While we identified an overwhelming 20+ plants, what stuck with me most (as usual) were the stats John knew about the vintamin and mineral content of a few key plants I was already familiar with. Nettles have 40x the iron and protein of spinach or kale – they are free. Elderberries have highly potent anti-viral properties, and a simple syrup taken as a daily tonic can help fight off colds better than any berrocca. Wood Aven (or ‘clove root’) is a ‘weed’ that has a flavourful root that was used to spice food before the advent of the spice trade. I’ve got a good eye now for garlic mustard, red/white dead nettle and sticky weed.
But it was nettles I was most interested in. So last week I bravely donned my marigold gloves, snipped a tub of nettles from a safe patch near my house that dogs have no access to and made a nettle smoothie using my usual ‘green smoothie’ recipe (being sure to steam the nettles first to get rid of any sting!), and also made a simple dinner of grilled steak, new potatoes with wild garlic and nettles sauteed like spinach with butter.

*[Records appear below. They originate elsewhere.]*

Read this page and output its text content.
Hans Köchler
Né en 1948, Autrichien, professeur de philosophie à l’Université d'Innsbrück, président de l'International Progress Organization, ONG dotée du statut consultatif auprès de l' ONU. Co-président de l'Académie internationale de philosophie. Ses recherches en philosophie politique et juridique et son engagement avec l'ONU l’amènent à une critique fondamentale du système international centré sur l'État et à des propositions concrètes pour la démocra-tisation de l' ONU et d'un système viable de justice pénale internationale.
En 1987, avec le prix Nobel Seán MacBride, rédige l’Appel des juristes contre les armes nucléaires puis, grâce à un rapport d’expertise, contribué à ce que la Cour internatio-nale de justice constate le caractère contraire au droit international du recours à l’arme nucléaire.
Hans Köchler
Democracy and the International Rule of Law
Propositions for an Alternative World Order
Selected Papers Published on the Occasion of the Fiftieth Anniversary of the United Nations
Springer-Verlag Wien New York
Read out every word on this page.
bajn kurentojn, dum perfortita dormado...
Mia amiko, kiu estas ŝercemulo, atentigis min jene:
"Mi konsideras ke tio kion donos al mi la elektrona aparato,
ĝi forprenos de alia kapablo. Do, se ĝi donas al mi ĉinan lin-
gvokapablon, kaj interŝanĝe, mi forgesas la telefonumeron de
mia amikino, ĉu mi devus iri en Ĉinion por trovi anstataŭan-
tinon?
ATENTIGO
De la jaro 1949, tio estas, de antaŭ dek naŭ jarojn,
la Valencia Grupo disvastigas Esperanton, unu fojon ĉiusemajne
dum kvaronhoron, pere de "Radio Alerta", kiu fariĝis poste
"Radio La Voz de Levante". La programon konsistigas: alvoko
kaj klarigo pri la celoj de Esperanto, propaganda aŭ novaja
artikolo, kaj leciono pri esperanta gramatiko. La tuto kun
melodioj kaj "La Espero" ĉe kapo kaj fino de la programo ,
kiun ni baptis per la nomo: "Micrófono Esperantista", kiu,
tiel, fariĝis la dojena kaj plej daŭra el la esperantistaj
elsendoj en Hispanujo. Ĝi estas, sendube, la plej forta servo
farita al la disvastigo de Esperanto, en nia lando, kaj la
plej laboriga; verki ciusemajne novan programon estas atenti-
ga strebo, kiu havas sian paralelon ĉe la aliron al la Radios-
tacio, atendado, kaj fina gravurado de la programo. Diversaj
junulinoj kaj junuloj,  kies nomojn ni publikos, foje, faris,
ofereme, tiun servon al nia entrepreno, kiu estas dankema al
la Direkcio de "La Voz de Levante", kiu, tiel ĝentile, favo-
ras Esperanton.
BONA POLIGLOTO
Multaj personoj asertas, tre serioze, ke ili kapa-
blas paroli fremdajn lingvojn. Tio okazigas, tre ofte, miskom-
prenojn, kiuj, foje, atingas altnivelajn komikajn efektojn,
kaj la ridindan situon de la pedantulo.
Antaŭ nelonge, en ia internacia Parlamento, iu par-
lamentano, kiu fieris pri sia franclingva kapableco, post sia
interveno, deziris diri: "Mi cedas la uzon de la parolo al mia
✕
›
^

The smoothie was great actually, nettles have a lovely minty freshness that played well with the kiwi and pear. Sadly I made 2 days worth and the next morning the vibrant green of my drink had become a bit murky brown – lesson: nettles don’t keep that well (in smoothies). Tasted fine, however.

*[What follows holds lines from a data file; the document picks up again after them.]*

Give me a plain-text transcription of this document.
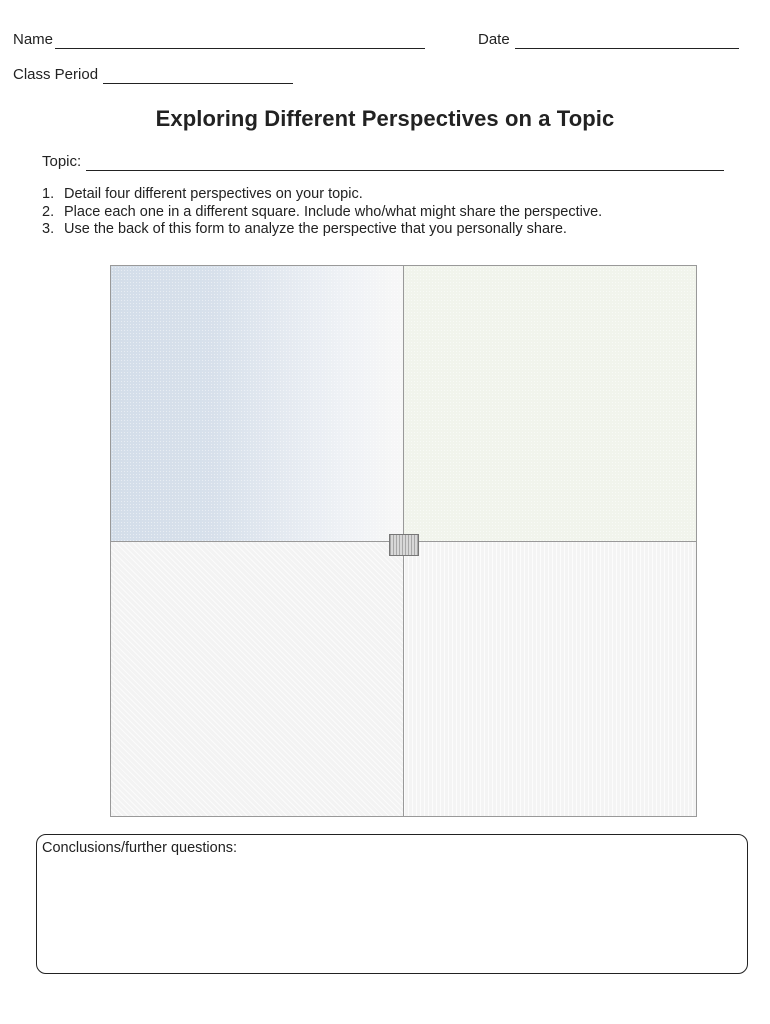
Name	Date
Class Period
Exploring Different Perspectives on a Topic
Topic:
1. Detail four different perspectives on your topic.
2. Place each one in a different square. Include who/what might share the perspective.
3. Use the back of this form to analyze the perspective that you personally share.
Conclusions/further questions:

The sauteed nettles had a texture that reminded me slightly of the fiddleheads ferns I used to eat in Canada as a child – a lovely crunchiness emerged after a quick fry and they certainly tasted delicious (but what doesn’t, covered in butter and salt?). As Hugh Fearnley Wittingsall says: if you like your greens, you’ll like nettles.

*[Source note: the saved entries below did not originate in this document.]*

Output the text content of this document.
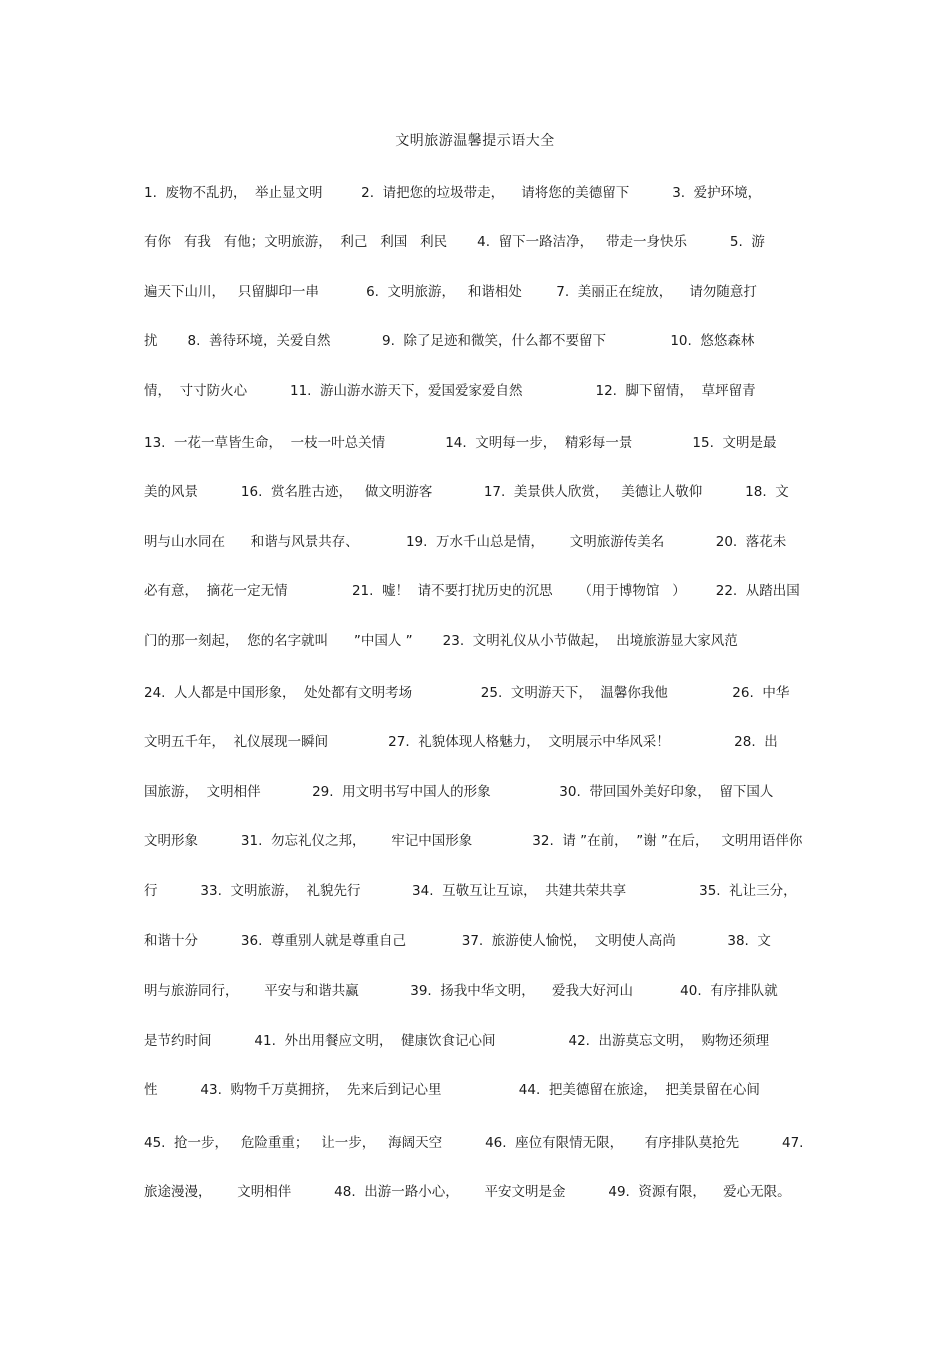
文明旅游温馨提示语大全
1.  废物不乱扔，  举止显文明         2.  请把您的垃圾带走，    请将您的美德留下          3.  爱护环境，
有你   有我   有他；文明旅游，  利己   利国   利民       4.  留下一路洁净，   带走一身快乐          5.  游
遍天下山川，   只留脚印一串           6.  文明旅游，   和谐相处        7.  美丽正在绽放，    请勿随意打
扰       8.  善待环境，关爱自然            9.  除了足迹和微笑，什么都不要留下               10.  悠悠森林
情，  寸寸防火心          11.  游山游水游天下，爱国爱家爱自然                 12.  脚下留情，  草坪留青
13.  一花一草皆生命，  一枝一叶总关情              14.  文明每一步，  精彩每一景              15.  文明是最
美的风景          16.  赏名胜古迹，   做文明游客            17.  美景供人欣赏，   美德让人敬仰          18.  文
明与山水同在      和谐与风景共存、           19.  万水千山总是情，      文明旅游传美名            20.  落花未
必有意，  摘花一定无情               21.  嘘！  请不要打扰历史的沉思      （用于博物馆   ）       22.  从踏出国
门的那一刻起，  您的名字就叫      ”中国人 ”       23.  文明礼仪从小节做起，  出境旅游显大家风范
24.  人人都是中国形象，  处处都有文明考场                25.  文明游天下，  温馨你我他               26.  中华
文明五千年，  礼仪展现一瞬间              27.  礼貌体现人格魅力，  文明展示中华风采！               28.  出
国旅游，  文明相伴            29.  用文明书写中国人的形象                30.  带回国外美好印象，  留下国人
文明形象          31.  勿忘礼仪之邦，      牢记中国形象              32.  请 ”在前，  ”谢 ”在后，   文明用语伴你
行          33.  文明旅游，  礼貌先行            34.  互敬互让互谅，  共建共荣共享                 35.  礼让三分，
和谐十分          36.  尊重别人就是尊重自己             37.  旅游使人愉悦，  文明使人高尚            38.  文
明与旅游同行，      平安与和谐共赢            39.  扬我中华文明，    爱我大好河山           40.  有序排队就
是节约时间          41.  外出用餐应文明，  健康饮食记心间                 42.  出游莫忘文明，  购物还须理
性          43.  购物千万莫拥挤，  先来后到记心里                  44.  把美德留在旅途，  把美景留在心间
45.  抢一步，   危险重重；   让一步，   海阔天空          46.  座位有限情无限，     有序排队莫抢先          47.
旅途漫漫，      文明相伴          48.  出游一路小心，      平安文明是金          49.  资源有限，    爱心无限。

I often buy big packs of kale to have in my daily morning smoothies, but at least on weekends this will be replaced with fresh nettles – not only are they free, but they are better for me.
Vibrant Green (Nettle) Smoothie
250 mL ‘posh’ orange juice
big handful of nettles
1 kiwi, (cut in half and squish insides into blender)
1 pear, peeled and cored
1 tsp spirulina powder (optional)
1 banana (optional)
125 mL water (optional if you add banana)
So I vary the ingredients of my smoothies, but OJ, Kiwi, Pear and Spirulina are pretty constant. They don’t seem to get gloopy if you use a blender instead of a juicer and taste great together.
My basic method is this: boil the kettle and pour the water over the nettles just until they wilt (this melts the acid on the leaves that stings) and drain. In your blender, blend just the OJ and nettles until they are smoothly combined. Then add kiwi, pear and anything else you like. If you want ice, add ice, or add gin as my brother does. With nettles the spirulina might be redundant given how much of a superfood is, so it could be skipped. Drink after a good fasted morning yoga session (cliche, me) or anytime and feel like friggin Popeye.